By Dale Chu
A new white paper on assessment innovation, Modernizing Measurement, argues that advances in technology and artificial intelligence have made traditional statewide summative tests increasingly obsolete. The paper—commissioned by Amira Learning and written by Whiteboard Advisors—calls for a shift toward “dynamic assessment” systems that are embedded into instruction, provide real-time feedback, and generate continuous data on student learning.
While the paper focuses more on policy and context than on tools (more in the final paragraph below), it cites the through-year assessment efforts of Maine, Delaware, Louisiana, and Montana among others as an exemplar, and is bullish about moving beyond a single summative exam. The idea seems to be to bundle the constellation of assessment experiments underway under a single modernizing label, as though placing the word “dynamic” in front of assessment resolves longstanding tradeoffs.
It does not.
Traditional statewide summative tests certainly have limitations. Results often arrive too late to shape classroom instruction, and the focus on reading and math has arguably led to a narrowing of the curriculum in many schools.
But the paper’s treatment of summative assessments borders on caricature. For starters, we are told that these tests are “primitive,” “instructionally inert,” and have “consumed billions of dollars.” Left unsaid is that statewide assessments typically cost states somewhere in the neighborhood of $25 to $35 per student annually—pennies on the dollars in the context of overall K-12 spending, and comparable to what districts already pay for a single high-quality ed-tech platform. The claim that testing is a major cost driver simply doesn’t hold up under even basic per pupil scrutiny.
This matters because many of the testing burdens educators experience today do not primarily stem from annual state tests themselves. They come instead from a sprawling ecosystem of diagnostics, benchmarks, interventions, and platform-based assessments that districts have layered on top of federal and state requirements. Ironically, many of those tools were developed by the same broader assessment and ed-tech ecosystem now arguing that testing has become too burdensome.
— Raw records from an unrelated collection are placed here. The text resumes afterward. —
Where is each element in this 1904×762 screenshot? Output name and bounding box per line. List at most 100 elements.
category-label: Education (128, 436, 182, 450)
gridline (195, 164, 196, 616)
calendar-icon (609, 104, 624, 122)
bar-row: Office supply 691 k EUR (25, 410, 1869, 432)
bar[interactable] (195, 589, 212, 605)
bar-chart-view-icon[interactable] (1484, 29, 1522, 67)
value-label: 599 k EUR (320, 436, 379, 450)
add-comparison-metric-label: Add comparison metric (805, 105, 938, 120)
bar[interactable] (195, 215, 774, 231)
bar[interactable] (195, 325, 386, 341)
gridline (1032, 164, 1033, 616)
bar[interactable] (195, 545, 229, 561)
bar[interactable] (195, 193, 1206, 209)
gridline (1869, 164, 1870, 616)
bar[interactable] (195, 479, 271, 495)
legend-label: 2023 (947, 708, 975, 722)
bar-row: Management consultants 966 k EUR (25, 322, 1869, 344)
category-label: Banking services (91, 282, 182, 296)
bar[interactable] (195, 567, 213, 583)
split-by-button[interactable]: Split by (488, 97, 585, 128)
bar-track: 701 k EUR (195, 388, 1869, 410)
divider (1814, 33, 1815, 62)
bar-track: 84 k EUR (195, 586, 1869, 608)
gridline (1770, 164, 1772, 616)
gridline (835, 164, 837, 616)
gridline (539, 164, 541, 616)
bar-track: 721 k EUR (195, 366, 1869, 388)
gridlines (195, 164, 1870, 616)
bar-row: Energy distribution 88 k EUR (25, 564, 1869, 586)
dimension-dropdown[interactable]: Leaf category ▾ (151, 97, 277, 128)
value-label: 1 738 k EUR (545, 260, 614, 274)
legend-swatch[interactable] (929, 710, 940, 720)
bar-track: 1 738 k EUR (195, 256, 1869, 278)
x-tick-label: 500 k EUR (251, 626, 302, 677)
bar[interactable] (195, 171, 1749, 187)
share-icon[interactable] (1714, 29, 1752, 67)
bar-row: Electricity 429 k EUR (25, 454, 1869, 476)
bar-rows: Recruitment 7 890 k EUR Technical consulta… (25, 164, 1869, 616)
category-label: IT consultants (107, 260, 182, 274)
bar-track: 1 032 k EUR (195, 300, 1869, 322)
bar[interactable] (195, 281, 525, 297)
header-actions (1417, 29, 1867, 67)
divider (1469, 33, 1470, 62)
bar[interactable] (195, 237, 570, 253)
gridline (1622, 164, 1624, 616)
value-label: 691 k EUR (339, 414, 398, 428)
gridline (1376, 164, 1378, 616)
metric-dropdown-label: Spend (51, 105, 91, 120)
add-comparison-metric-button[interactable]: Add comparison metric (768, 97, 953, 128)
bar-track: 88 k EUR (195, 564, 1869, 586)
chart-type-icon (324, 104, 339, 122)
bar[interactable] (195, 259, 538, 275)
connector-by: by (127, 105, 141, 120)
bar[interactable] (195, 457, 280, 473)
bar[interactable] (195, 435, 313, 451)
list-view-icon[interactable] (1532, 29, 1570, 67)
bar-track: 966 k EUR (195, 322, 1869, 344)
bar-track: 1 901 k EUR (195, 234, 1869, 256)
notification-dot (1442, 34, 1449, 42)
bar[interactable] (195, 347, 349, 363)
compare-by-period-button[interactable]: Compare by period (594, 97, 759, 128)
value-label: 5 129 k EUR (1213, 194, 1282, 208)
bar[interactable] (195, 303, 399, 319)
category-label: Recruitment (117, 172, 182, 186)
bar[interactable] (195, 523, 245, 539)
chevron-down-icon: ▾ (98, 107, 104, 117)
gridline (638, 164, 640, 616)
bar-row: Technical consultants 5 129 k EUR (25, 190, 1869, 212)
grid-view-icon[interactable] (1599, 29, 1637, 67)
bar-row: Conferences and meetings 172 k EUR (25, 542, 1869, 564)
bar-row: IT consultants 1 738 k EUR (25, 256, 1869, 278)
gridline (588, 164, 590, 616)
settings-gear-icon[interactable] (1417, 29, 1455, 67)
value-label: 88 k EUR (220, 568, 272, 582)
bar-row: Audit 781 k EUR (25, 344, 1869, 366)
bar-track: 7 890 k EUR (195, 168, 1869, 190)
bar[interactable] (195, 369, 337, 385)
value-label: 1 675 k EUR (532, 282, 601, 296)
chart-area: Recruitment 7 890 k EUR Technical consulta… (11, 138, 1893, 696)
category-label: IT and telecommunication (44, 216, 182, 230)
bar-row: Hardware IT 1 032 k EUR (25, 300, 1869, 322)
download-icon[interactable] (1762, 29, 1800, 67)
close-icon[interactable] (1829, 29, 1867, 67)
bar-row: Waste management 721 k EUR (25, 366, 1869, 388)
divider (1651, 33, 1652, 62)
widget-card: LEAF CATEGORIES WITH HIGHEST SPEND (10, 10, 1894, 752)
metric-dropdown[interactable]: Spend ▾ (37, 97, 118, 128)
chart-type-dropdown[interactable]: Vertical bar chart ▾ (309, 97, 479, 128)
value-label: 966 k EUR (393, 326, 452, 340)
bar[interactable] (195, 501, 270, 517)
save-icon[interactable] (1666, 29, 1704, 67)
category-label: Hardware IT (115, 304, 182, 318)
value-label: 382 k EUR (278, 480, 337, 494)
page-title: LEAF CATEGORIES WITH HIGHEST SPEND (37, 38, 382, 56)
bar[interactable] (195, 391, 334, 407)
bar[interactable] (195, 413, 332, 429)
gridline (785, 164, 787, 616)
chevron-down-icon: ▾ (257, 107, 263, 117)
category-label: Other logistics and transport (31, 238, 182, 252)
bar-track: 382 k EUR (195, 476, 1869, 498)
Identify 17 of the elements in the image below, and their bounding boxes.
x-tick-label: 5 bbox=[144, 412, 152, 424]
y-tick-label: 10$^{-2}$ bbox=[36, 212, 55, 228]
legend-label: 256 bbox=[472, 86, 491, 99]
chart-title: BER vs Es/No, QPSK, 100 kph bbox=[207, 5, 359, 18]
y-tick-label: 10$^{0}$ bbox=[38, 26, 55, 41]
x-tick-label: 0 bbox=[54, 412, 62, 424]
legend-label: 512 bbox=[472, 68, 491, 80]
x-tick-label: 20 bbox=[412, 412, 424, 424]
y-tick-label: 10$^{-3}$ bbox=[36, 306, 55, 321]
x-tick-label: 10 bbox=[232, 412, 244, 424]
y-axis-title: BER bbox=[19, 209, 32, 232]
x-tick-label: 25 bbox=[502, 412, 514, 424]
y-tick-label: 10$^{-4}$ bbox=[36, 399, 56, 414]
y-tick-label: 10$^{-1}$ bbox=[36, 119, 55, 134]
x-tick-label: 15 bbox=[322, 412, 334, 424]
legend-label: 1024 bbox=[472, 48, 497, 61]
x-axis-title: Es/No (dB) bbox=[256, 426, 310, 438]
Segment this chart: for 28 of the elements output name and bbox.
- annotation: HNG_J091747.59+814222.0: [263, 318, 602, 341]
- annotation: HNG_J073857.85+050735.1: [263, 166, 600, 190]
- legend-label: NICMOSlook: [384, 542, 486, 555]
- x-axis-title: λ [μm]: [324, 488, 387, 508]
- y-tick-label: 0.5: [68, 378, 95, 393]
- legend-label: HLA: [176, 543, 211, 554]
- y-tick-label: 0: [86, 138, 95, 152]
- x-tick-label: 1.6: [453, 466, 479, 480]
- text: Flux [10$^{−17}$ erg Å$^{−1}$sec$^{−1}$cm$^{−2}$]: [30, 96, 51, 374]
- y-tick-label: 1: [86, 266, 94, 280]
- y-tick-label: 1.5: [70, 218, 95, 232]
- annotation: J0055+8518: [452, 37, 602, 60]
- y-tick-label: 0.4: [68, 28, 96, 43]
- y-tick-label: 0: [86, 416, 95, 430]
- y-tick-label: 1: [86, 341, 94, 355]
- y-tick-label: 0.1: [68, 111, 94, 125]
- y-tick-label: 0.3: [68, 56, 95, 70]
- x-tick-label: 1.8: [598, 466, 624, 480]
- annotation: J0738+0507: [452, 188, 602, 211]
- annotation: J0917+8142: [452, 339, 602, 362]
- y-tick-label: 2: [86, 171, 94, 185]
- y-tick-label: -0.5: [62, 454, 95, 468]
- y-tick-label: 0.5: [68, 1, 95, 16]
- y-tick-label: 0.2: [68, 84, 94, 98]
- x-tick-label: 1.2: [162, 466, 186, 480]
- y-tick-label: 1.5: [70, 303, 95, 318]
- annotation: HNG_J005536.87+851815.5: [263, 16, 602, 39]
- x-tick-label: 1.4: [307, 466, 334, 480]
To be fair, some of the technological advances described in the paper are real. Adaptive testing, AI-supported scoring, and more sophisticated growth measures may well improve parts of the assessment landscape. States should absolutely explore ways to make measurement more meaningful. But innovation requires clarity, not buzzwords. Right now, dynamic assessment feels less like a clearly defined category and more like an aspirational branding exercise.
The paper closes by teasing a forthcoming Part II that promises a deeper look at what dynamic assessment looks like in practice. That’s welcome news. Because before states embrace dynamic assessment, it would be helpful to know exactly what it is.